By 2015, Ford will have joined Mazda as one of the manufacturers offering start-stop across its lineup (on manual and automatic models). There was, however, no cooperation between the two firms on their respective stop-start systems. Ford’s newest system can reportedly improve efficiency by ten percent in the city and five percent overall.

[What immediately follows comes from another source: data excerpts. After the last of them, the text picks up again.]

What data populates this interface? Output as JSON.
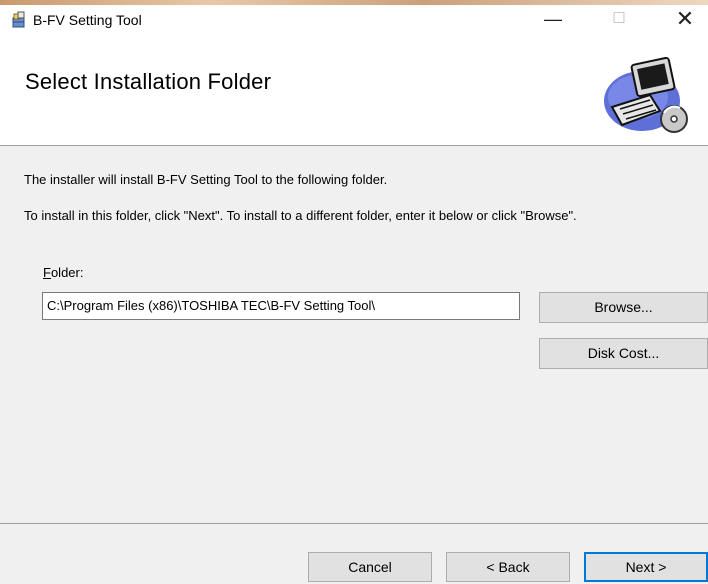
{
  "window": {
    "title": "B-FV Setting Tool",
    "min_glyph": "—",
    "max_glyph": "☐",
    "close_glyph": "✕",
    "icon": "installer-box-icon"
  },
  "banner": {
    "title": "Select Installation Folder",
    "image": "computer-setup-icon"
  },
  "content": {
    "line1": "The installer will install B-FV Setting Tool to the following folder.",
    "line2": "To install in this folder, click \"Next\". To install to a different folder, enter it below or click \"Browse\".",
    "folder_label_mnemonic": "F",
    "folder_label_rest": "older:",
    "folder_value": "C:\\Program Files (x86)\\TOSHIBA TEC\\B-FV Setting Tool\\",
    "browse_label": "Browse...",
    "disk_cost_label": "Disk Cost..."
  },
  "footer": {
    "cancel_label": "Cancel",
    "back_label": "< Back",
    "next_label": "Next >"
  },
  "colors": {
    "panel": "#f0f0f0",
    "button": "#e1e1e1",
    "default_button_border": "#0078d7"
  }
}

With so much focus being put on electric, full-hybrid, and plug-in cars, it’s easy to forget that these kinds of lower-cost and widely-applicable (but less-sexy) methods of improving fleet-wide efficiency will have a much larger incremental effect on overall fuel consumption. Along with its commitment to technologies like gasoline direct-injection, downsized, turbocharged engines and dual-clutch transmissions, Ford’s introduction of start-stop systems should help America’s healthiest automotive manufacturer maintain a technological and environmental advantage over the competition for the foreseeable future.